A US government report has highlighted improvements in the Afghan air force (AAF), as well as areas that are still proving challenging.
In a December 2019 report to Congress, the Department of Defense (DoD) lays out the US military strategy in Afghanistan, the chief objective of which is a settlement of the country’s long-running war and protecting the USA from terrorist attacks. It details Kabul’s entire military establishment, in which airpower plays a key role.
“The Afghan air force continues to show steady improvement in pilot skill, ground crew proficiency, and air-to-ground integration,” says the report.
“The AAF can independently plan and provide air assets for logistics, resupply, humanitarian relief efforts, return of human remains, MEDEVAC, casualty evacuation, non-traditional ISR [intelligence, surveillance, and reconnaissance], air interdiction, close air attack, armed overwatch, and aerial escort missions.”
In the last year, the AAF has started to routinely deliver laser-guided bombs from its Embraer A-29 Super Tucano attack aircraft, and BAE Systems Advanced Precision Kill Weapon System rockets from its Cessna AC-208 Eliminators – a military variant of the Caravan. Moreover, crews are better able to limit collateral damage and reduce civilian casualties.
Overall, the AAF has 206 aircraft, of which 163 are within Afghanistan, ready for either immediate use or in short-term maintenance.
Fixed-wing assets include four Lockheed Martin C-130s, 24 C-208s, 10 AC-208s, and 25 A-29s. Rotorcraft include 45 Mil Mi-17s, 49 MD Helicopters MD530s, 35 Sikorsky UH-60As, and four Mi-35s. The report says that the four Mi-35s have not been part of the authorised fleet since 2015, although the AAF still attempts to sustain them.
“In February 2019, the first AC-208s arrived in Kabul to support the AAF with an emerging ISR and precision strike capability,” says the DoD report.
“Since then, AC-208 combat capabilities have risen steadily including the capability to use the [L3 Wescam] MX-15’s laser-designator feature to enable an AC-208 to ’buddy lase’ or guide a laser-guided bomb from an A-29, for partnered A-29 missions. The AC-208 fleet is also developing a night operations capability.”
In addition, the country’s Special Mission Wing has its own fleet of Mi-17s, the only part of the Afghan military with night vision and helicopter air assault capabilities. The US government plans to replace this force of Mi-17s with an unspecified number of Boeing CH-47 Chinooks by the end of 2023.

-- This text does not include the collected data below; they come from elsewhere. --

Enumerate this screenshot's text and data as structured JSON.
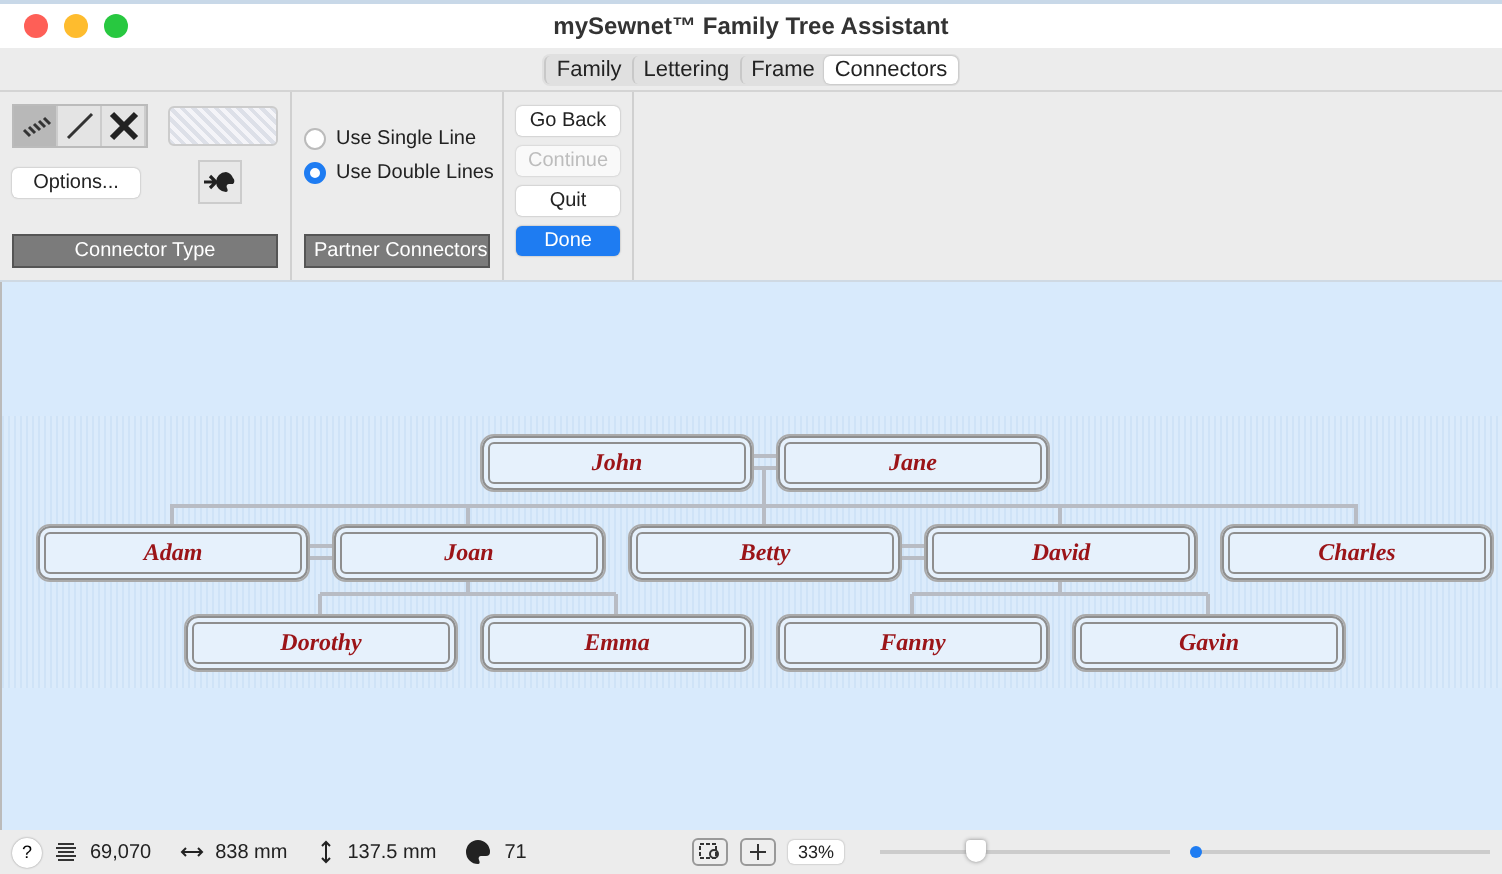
{
  "window": {
    "title": "mySewnet™ Family Tree Assistant"
  },
  "tabs": [
    {
      "label": "Family",
      "selected": false
    },
    {
      "label": "Lettering",
      "selected": false
    },
    {
      "label": "Frame",
      "selected": false
    },
    {
      "label": "Connectors",
      "selected": true
    }
  ],
  "connector_type": {
    "styles": [
      {
        "kind": "stitched",
        "selected": true
      },
      {
        "kind": "line",
        "selected": false
      },
      {
        "kind": "none",
        "selected": false
      }
    ],
    "options_button": "Options...",
    "label": "Connector Type"
  },
  "partner_connectors": {
    "options": [
      {
        "label": "Use Single Line",
        "selected": false
      },
      {
        "label": "Use Double Lines",
        "selected": true
      }
    ],
    "label": "Partner Connectors"
  },
  "buttons": [
    {
      "label": "Go Back",
      "disabled": false,
      "primary": false
    },
    {
      "label": "Continue",
      "disabled": true,
      "primary": false
    },
    {
      "label": "Quit",
      "disabled": false,
      "primary": false
    },
    {
      "label": "Done",
      "disabled": false,
      "primary": true
    }
  ],
  "tree": {
    "generations": [
      {
        "names": [
          "John",
          "Jane"
        ]
      },
      {
        "names": [
          "Adam",
          "Joan",
          "Betty",
          "David",
          "Charles"
        ]
      },
      {
        "names": [
          "Dorothy",
          "Emma",
          "Fanny",
          "Gavin"
        ]
      }
    ]
  },
  "status_bar": {
    "help": "?",
    "stitches": "69,070",
    "width": "838 mm",
    "height": "137.5 mm",
    "colors": "71",
    "zoom": "33%",
    "zoom_slider": {
      "level": 0.33
    },
    "position_slider": {
      "level": 0.02
    }
  }
}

In addition, the military is growing increasingly proficient using UAVs, namely 57 Insitu ScanEagles and 120 Challenger Aerospace Systems Wolfhounds.
Challenges remain a lack of qualified candidates both for flight and maintenance crews. The lack of proficiency in English is also an issue.
“The AAF will always require some level of long-term contractor support, but is it on a path to independent operations for the day-to-day generation of operations,” the report says.
Nonetheless, the AAF will continue to rely on allied air forces for sortie generation. A table shows that in 2019 it operated 44% of all sorties, compared with 56% for coalition forces. This is below the 2018 figure of 50%, but a major improvement over 12% of sorties in 2014.